We saw this with the oil companies which received more support from the government than companies in any other oil producing nation. With respect to companies drilling for oil in other countries around the world, it does not matter whether we are talking about Iraq, Iran, Venezuela and Nigeria, our government gives more subsidies than any other country.
These same companies will be at the finance committee this afternoon asking for more, which I suppose is their right, but common sense and decency indicate that the government should refuse them, and say that enough is enough. At the same time as handing out more than $2 billion in subsidies to the tar sands alone, the government was cutting the eco-energy program for average Canadians to retrofit their homes, to spend less of their money on heating their homes, to put less greenhouse gases into the atmosphere if people were heating with a fossil fuel.
This makes no sense as our competitors are ramping up efficiency. The United States, Europe, Australia and the Far East are spending taxpayer money on making their economies, their industries, their individuals more efficient, not less efficient. We do not need to subsidize the tar sands. The Exxons and Shells are doing fine. They are doing better than fine.
Where we need help is for low income seniors who are struggling to pay next month's heating bill. The government needs to give them a small bit of support to help them put more insulation into the walls of their home, to get better windows and a better heating source so that they will pay less for their heating. A byproduct of that is it contributes less pollution.

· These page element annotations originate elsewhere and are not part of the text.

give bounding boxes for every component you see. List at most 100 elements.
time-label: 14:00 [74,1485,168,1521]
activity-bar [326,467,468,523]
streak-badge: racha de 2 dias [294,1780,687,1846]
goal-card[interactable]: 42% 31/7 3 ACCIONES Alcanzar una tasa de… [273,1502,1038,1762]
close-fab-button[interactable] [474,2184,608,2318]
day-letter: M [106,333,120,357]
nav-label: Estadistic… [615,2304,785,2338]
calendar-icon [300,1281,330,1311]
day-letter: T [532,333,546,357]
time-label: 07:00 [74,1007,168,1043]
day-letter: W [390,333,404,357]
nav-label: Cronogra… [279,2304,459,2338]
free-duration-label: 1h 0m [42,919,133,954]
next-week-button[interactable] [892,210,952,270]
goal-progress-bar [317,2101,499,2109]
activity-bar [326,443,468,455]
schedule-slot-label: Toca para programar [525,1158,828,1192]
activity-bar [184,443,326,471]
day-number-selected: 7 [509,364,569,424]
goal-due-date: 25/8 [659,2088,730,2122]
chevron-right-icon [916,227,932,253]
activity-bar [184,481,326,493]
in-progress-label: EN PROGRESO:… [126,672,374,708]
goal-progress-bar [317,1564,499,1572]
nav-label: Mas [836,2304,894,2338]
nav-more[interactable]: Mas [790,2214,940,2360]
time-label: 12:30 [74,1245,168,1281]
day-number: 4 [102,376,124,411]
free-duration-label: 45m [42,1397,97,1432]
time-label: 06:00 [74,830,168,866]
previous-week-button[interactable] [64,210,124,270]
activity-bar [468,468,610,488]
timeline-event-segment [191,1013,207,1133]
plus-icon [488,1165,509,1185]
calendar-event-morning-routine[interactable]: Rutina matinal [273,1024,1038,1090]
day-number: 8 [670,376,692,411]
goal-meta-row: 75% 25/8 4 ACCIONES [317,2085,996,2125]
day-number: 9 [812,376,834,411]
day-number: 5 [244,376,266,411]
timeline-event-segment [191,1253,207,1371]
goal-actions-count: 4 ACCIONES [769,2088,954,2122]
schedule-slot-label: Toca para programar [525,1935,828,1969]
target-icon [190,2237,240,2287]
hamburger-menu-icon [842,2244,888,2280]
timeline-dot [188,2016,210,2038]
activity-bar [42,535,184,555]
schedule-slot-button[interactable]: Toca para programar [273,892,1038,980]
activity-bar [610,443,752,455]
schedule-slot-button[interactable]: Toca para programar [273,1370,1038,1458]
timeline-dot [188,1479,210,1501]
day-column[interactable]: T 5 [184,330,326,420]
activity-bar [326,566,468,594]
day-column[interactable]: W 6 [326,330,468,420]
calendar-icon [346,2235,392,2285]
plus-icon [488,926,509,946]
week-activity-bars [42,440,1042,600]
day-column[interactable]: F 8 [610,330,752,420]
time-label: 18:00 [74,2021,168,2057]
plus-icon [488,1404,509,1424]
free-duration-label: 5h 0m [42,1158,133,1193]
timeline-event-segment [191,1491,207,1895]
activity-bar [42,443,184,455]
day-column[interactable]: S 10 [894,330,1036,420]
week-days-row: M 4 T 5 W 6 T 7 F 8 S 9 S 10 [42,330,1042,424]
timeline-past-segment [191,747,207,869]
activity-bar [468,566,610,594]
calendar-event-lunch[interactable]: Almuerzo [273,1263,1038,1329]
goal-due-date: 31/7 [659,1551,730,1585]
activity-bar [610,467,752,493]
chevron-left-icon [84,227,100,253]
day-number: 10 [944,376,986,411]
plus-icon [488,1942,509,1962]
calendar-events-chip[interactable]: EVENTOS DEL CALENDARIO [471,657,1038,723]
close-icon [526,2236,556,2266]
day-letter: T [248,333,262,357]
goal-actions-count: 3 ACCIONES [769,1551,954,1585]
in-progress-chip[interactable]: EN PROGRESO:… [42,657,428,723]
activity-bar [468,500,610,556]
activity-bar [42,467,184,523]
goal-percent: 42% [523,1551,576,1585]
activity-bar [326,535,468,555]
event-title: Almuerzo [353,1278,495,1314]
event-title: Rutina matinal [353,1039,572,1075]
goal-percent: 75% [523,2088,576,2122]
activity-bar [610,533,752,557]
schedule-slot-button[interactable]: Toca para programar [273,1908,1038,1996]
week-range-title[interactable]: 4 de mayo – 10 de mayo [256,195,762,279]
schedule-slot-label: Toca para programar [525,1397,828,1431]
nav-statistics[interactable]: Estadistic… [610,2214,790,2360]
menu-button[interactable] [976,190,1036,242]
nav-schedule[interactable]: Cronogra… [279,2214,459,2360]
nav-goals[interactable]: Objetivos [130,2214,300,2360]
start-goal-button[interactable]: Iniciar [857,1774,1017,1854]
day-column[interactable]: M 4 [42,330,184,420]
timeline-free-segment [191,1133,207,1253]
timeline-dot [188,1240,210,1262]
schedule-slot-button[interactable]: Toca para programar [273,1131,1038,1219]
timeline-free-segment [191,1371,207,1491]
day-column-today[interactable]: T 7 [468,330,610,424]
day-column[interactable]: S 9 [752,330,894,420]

We have been waiting for the green energy revolution in this country for a long time. In northwestern British Columbia oil companies that want to push risky projects are lining up. Enbridge wants to run 1,200 kilometres of pipeline across mountains and rivers all across northern B.C. and put supertankers into the water on the west coast. It has all sorts of support from the government. The government kicked in $30 million for a program to train people to build a pipeline for three months.
We want real job training and real support for the green energy projects. Business folks come to my office all the time. They are revolutionizing the forestry sector. They talk about bio-coal, wood pellets and changing the way we do forestry which is long overdue. When they look to the government for equivalent support that the government is giving to the oil and gas sector, there is nothing. These business people are conservatively minded. They want to make a go of their businesses but they want fair treatment. What they see across the border in the U.S. is a completely unfair playing field. The Americans are actually supporting these industries.
The most perverse logic we see in the budget and from the government is the concept that the government borrowed more than $5 billion to cut cheques to the governments of Ontario and British Columbia in effect to bribe them to raise the taxes on their own citizens with the implementation of the HST. In British Columbia in particular, we saw a government that was entirely duplicitous in negotiations with the federal Conservative government for months. There was an election and within hours of the election being over, it foisted the HST on its citizens.
Thankfully the people of British Columbia have recall legislation. The people of British Columbia are standing up and threatening the government. They are asking it to rescind the HST. We were able to push the federal government to do it on the Royal Canadian Legion's poppies. The government should take the HST off of essentials. As it did with the poppies to help our veterans, the government should take the HST off such things as home heating to help everyone.